Протоиерей Константин Пархоменко: Когда в Ветхом Завете говорится око за око, зуб за зуб (Лев. 24, 20), речь не идет о прощении обидчика, но это тем не менее шаг вперед по сравнению с добиблейскими представлениями о кровной вражде — за однажды нанесенную обиду мстили долго, могли убить не только самого обидчика, но и всех членов его семьи. Так что введенный Господом в Ветхом Завете принцип равного воздаяния, конечно, ограничивал зло. Но ни о каком прощении речи не шло. О прощении первым заговорил Христос. Это одна из любимых тем Спасителя, очень много поучений Христа, в том числе притч, связаны с ней. И Христос не просто учит, Он Своим примером показывает идеал прощения. Он никогда ни на кого не держит злобы и, даже умирая на Кресте, прощает Своих мучителей и убийц: Отче, прости им, не ведают, что творят (ср.: Лк. 23, 34). А Своей крестной смертью Он всему человечеству прощает все злодеяния, совершенные ранее. Впрочем, надо пояснить, что Он не вообще всем дарует такое прощение, а тем, кто примет Его как Искупителя и Сына Божьего.
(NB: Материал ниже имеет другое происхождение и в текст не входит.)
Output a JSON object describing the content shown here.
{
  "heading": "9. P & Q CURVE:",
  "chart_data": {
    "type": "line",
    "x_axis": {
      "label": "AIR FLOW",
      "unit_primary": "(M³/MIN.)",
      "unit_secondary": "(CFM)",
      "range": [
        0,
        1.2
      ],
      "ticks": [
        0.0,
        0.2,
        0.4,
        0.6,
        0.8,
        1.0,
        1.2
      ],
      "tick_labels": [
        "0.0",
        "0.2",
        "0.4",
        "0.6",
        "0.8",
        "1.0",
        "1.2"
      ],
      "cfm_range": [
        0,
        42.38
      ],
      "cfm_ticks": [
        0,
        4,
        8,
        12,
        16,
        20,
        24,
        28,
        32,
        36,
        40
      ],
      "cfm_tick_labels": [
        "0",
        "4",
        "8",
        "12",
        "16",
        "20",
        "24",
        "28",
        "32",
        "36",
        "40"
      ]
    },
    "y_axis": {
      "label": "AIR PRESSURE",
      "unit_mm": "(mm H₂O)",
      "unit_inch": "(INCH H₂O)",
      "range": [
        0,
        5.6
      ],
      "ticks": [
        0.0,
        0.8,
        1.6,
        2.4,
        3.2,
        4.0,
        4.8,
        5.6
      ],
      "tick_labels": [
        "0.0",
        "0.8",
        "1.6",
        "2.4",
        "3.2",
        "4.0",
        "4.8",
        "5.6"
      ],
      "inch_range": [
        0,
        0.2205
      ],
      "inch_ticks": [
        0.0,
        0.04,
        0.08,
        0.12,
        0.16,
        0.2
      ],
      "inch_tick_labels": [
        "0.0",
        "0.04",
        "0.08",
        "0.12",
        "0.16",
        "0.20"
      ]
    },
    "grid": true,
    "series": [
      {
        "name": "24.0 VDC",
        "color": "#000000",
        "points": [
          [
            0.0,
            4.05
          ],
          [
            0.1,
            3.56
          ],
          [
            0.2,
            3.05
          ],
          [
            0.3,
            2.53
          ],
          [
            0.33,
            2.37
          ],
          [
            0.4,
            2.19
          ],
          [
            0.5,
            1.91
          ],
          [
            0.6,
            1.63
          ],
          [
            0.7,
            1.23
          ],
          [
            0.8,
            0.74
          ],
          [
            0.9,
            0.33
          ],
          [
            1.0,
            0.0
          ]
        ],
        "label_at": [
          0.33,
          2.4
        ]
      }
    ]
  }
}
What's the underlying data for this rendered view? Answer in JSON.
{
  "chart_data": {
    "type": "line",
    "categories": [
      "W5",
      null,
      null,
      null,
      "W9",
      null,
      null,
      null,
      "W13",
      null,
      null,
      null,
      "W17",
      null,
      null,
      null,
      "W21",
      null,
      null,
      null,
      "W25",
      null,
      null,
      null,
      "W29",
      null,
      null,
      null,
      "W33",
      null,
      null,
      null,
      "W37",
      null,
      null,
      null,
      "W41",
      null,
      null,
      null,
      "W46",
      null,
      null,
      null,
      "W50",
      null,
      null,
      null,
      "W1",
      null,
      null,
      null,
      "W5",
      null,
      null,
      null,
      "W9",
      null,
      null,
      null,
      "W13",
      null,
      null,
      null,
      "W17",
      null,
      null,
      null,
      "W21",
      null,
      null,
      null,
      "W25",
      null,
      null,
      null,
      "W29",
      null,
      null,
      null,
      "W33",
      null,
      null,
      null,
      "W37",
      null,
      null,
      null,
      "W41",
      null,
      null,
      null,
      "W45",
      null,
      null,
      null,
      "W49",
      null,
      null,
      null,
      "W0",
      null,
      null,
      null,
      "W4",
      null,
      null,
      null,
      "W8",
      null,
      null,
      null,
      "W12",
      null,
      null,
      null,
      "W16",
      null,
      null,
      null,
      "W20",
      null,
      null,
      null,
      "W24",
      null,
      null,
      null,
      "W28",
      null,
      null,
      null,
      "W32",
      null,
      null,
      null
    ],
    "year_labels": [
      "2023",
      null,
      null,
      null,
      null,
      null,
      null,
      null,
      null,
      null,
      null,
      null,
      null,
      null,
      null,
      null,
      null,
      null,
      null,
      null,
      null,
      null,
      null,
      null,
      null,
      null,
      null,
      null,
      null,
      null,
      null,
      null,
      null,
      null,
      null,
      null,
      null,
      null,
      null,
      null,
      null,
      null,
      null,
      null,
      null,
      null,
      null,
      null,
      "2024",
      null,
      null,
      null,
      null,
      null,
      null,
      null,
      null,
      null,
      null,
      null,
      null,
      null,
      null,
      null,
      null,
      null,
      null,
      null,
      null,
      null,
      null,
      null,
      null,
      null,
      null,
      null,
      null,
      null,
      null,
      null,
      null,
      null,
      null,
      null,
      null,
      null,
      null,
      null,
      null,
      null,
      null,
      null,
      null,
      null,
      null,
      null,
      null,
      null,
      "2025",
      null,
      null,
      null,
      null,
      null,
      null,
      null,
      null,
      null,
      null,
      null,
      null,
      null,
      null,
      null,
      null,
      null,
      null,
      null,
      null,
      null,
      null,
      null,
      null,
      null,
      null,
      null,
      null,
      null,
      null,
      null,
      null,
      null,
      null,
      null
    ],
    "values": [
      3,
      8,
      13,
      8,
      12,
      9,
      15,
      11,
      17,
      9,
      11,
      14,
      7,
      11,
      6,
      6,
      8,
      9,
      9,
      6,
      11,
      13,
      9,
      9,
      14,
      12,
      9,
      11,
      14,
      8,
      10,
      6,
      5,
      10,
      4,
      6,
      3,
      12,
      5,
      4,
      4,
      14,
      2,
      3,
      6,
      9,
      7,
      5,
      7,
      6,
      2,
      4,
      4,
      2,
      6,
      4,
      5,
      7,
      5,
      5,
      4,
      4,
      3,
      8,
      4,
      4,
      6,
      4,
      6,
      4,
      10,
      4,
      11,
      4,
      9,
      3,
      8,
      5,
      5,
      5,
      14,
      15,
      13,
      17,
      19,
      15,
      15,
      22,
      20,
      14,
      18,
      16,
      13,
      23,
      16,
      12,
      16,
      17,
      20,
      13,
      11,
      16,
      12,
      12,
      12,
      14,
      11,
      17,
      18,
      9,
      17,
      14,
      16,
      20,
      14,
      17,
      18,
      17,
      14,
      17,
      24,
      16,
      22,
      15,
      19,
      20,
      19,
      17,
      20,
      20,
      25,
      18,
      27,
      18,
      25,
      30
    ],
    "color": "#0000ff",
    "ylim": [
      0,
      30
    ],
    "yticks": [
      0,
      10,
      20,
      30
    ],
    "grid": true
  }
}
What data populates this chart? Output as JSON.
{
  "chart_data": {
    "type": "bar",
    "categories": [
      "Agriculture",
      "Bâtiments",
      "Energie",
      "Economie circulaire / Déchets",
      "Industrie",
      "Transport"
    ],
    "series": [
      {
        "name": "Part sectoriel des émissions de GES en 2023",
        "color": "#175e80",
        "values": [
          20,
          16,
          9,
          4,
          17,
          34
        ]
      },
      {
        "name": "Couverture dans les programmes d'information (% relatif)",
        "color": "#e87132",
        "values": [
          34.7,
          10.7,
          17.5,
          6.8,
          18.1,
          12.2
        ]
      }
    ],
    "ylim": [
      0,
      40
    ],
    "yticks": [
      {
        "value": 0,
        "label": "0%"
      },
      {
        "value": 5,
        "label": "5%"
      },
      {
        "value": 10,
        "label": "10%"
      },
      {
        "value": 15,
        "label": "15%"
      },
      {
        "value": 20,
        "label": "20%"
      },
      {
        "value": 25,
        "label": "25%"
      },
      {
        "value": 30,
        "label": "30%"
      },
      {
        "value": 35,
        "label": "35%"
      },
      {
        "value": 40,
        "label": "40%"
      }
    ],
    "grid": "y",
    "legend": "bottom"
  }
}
Итак, человеку дается возможность начать жизнь заново. И бесконечно прощенный христианин, начиная свою христианскую жизнь, также должен простить другим людям. Об этом говорится в молитве, которую оставил нам Сам Христос — «Отче наш»: «И прости нам долги наши, как и мы прощаем должникам нашим». В более древней версии было: «…как и мы простили должникам нашим». Древние христиане отталкивались от того, что они прощены и сами уже всем простили, что теперь они по-новому строят человеческие отношения. Но постепенно Церковь стала понимать, что, к сожалению, мы не дотягиваем до этого уровня — мы хотели бы простить, но пока только учимся прощать. Поэтому слово изменили, чтобы там отражалась вот какая мысль: «Прости нам настолько, насколько мы учимся прощать».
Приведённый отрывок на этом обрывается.